List is just a link list of arrays, where none of the arrays are compressed. By default, redis does not compress elements inside a list. However, if you use long lists, and mostly access elements from the head and tail only, then you can enable compression.

We have two configurations: List-max-ziplist-size: 8kb(default) List-compression-depth: 0,1,2 (0 by default)

A configuration change in redis.conf list-compression-depth=1 helps you achieve compression.

What is compression-depth

Compression depth is the number of list nodes from each end of the list to leave untouched before we start compressing inner nodes.

Example:

  1. a depth=1 means compress every list node except the head and tail of the list.
  2. A depth=2 means never compress head or head->next or tail or tail->prev.
  3. A depth=3 starts compression after head->next->next and before tail->prev->prev, etc.

Trade offs

For small values (for example 40 bytes per list entry here), compression has very little performance impact. When using 40 byte values with a max ziplist size of 8k, that’s around 200 individual elements per ziplist. You only pay the extra “compression overhead” cost when a new ziplist gets created (in this case, once every 200 inserts).

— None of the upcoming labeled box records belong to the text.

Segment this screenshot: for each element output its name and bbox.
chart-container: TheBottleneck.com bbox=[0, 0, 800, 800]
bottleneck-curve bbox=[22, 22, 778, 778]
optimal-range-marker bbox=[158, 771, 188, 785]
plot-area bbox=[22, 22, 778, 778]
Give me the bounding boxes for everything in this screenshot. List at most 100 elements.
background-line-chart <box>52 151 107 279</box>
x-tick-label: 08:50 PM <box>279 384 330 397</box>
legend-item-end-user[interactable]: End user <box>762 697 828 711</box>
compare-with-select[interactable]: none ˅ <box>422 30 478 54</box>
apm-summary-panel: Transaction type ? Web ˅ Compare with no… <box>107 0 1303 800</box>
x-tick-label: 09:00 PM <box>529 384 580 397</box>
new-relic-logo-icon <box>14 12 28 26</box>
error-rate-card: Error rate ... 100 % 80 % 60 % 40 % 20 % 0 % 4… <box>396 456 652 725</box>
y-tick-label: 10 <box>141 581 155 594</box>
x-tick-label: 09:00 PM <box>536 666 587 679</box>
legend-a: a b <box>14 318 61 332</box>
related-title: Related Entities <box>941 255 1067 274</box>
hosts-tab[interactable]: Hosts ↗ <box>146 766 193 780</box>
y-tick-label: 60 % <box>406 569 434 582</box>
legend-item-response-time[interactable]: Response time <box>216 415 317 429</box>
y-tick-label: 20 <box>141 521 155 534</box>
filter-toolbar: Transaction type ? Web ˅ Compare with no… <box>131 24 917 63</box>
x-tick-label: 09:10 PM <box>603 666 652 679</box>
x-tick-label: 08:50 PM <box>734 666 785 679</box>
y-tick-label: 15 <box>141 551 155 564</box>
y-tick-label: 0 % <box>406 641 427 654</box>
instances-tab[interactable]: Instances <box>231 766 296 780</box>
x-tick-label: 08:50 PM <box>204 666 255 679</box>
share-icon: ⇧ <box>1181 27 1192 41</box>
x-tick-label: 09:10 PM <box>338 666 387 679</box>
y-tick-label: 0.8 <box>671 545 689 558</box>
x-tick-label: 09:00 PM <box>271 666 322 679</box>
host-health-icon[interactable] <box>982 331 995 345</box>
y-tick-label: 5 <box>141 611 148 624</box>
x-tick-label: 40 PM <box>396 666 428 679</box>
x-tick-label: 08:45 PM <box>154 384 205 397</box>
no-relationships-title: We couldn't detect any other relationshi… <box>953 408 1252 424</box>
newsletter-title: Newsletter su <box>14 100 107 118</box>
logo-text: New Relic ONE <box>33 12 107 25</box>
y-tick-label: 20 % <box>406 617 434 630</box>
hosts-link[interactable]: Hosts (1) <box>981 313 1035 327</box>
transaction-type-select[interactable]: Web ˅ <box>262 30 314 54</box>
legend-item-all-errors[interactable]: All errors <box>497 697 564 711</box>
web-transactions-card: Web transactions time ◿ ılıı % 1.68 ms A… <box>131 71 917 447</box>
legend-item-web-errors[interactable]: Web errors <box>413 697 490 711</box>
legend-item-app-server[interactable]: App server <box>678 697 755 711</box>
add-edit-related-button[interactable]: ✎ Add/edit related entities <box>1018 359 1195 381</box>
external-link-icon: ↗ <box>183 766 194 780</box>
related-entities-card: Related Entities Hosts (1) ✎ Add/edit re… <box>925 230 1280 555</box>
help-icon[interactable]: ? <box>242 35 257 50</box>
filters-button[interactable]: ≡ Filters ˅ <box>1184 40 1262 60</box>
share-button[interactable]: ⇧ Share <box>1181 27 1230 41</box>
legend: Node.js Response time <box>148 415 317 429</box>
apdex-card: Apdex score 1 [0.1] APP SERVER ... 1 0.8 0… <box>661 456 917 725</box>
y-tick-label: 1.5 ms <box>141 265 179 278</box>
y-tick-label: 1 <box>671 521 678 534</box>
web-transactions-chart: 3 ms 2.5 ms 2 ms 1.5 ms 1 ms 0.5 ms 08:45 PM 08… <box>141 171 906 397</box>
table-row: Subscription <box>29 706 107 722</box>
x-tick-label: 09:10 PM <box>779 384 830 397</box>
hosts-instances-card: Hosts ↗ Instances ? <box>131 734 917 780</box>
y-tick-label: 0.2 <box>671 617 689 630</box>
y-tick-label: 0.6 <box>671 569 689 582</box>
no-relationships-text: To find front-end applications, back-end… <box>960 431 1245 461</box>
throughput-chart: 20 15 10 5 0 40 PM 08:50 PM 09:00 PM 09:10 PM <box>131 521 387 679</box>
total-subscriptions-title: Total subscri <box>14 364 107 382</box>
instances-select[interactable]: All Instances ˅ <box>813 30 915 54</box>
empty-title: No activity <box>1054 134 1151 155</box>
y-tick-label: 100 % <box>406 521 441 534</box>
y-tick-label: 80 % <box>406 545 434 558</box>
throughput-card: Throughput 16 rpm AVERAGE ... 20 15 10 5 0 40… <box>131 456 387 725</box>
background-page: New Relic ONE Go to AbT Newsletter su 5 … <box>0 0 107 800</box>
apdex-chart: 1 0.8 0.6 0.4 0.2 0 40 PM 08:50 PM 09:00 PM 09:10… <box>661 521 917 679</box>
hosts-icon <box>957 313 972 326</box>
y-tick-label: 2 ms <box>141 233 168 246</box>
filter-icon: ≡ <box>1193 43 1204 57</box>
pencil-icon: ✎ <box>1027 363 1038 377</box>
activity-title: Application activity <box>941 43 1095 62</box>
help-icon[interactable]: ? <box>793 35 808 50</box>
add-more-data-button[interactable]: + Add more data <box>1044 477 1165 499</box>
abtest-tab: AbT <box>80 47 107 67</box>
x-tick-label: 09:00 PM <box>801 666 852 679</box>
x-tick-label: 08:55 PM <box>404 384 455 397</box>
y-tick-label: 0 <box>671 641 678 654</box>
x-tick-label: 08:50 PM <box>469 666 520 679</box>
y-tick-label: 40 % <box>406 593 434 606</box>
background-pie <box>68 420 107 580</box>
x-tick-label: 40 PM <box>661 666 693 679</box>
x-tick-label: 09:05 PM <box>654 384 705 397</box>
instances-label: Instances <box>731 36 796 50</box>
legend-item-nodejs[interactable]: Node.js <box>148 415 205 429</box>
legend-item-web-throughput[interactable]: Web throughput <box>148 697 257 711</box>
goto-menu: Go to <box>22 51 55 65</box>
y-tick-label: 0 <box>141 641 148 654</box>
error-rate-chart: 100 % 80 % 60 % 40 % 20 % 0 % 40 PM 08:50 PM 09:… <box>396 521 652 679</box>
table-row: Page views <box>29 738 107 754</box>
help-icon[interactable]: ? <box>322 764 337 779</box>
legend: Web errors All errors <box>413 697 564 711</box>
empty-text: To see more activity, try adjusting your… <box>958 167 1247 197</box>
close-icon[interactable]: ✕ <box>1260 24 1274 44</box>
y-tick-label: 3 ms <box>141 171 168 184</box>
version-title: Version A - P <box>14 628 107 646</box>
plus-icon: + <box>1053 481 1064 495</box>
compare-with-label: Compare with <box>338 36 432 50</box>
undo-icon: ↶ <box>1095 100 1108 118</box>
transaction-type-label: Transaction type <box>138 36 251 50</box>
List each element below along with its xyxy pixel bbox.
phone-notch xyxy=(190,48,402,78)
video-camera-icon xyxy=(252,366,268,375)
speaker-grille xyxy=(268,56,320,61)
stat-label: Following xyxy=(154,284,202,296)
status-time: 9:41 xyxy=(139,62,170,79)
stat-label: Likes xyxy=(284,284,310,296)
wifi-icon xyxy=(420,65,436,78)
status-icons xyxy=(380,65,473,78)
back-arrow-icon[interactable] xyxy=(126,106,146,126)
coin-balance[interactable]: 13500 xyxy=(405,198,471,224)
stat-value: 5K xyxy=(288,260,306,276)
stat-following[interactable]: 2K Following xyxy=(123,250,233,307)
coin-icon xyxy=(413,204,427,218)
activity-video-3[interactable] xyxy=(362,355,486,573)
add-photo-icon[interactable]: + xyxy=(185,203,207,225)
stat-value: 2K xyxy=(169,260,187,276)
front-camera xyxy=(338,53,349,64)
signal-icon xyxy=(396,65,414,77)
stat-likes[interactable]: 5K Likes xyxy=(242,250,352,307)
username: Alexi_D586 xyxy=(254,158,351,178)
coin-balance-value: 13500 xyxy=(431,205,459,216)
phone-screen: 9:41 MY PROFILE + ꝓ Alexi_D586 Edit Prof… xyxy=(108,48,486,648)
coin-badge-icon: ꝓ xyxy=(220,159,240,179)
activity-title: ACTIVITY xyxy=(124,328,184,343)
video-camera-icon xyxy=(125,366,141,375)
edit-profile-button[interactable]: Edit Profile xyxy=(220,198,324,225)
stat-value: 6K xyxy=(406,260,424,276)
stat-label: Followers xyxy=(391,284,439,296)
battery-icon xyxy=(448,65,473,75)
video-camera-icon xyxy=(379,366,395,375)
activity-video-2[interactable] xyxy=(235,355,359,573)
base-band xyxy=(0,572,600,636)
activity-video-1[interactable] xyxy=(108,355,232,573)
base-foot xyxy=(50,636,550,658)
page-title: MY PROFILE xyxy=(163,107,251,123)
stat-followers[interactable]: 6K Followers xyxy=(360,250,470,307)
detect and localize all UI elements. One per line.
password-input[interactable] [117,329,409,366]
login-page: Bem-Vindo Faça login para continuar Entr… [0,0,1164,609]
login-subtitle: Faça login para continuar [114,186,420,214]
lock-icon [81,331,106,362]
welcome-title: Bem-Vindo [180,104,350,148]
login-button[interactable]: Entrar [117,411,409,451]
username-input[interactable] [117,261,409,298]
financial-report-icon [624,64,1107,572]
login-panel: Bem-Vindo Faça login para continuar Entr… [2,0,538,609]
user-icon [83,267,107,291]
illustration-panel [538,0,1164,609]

For larger values (for example 1024 bytes per list entry here), compression does have a noticeable performance impact, but Redis is still operating at over 150,000 operations per second for all good values of ziplist size (-2). When using 1024 byte values with a max ziplist size of 8k, that works out to 7 elements per ziplist. In this case, you pay the extra compression overhead once every seven inserts. That’s why the performance is slightly less in the 1024 byte element case.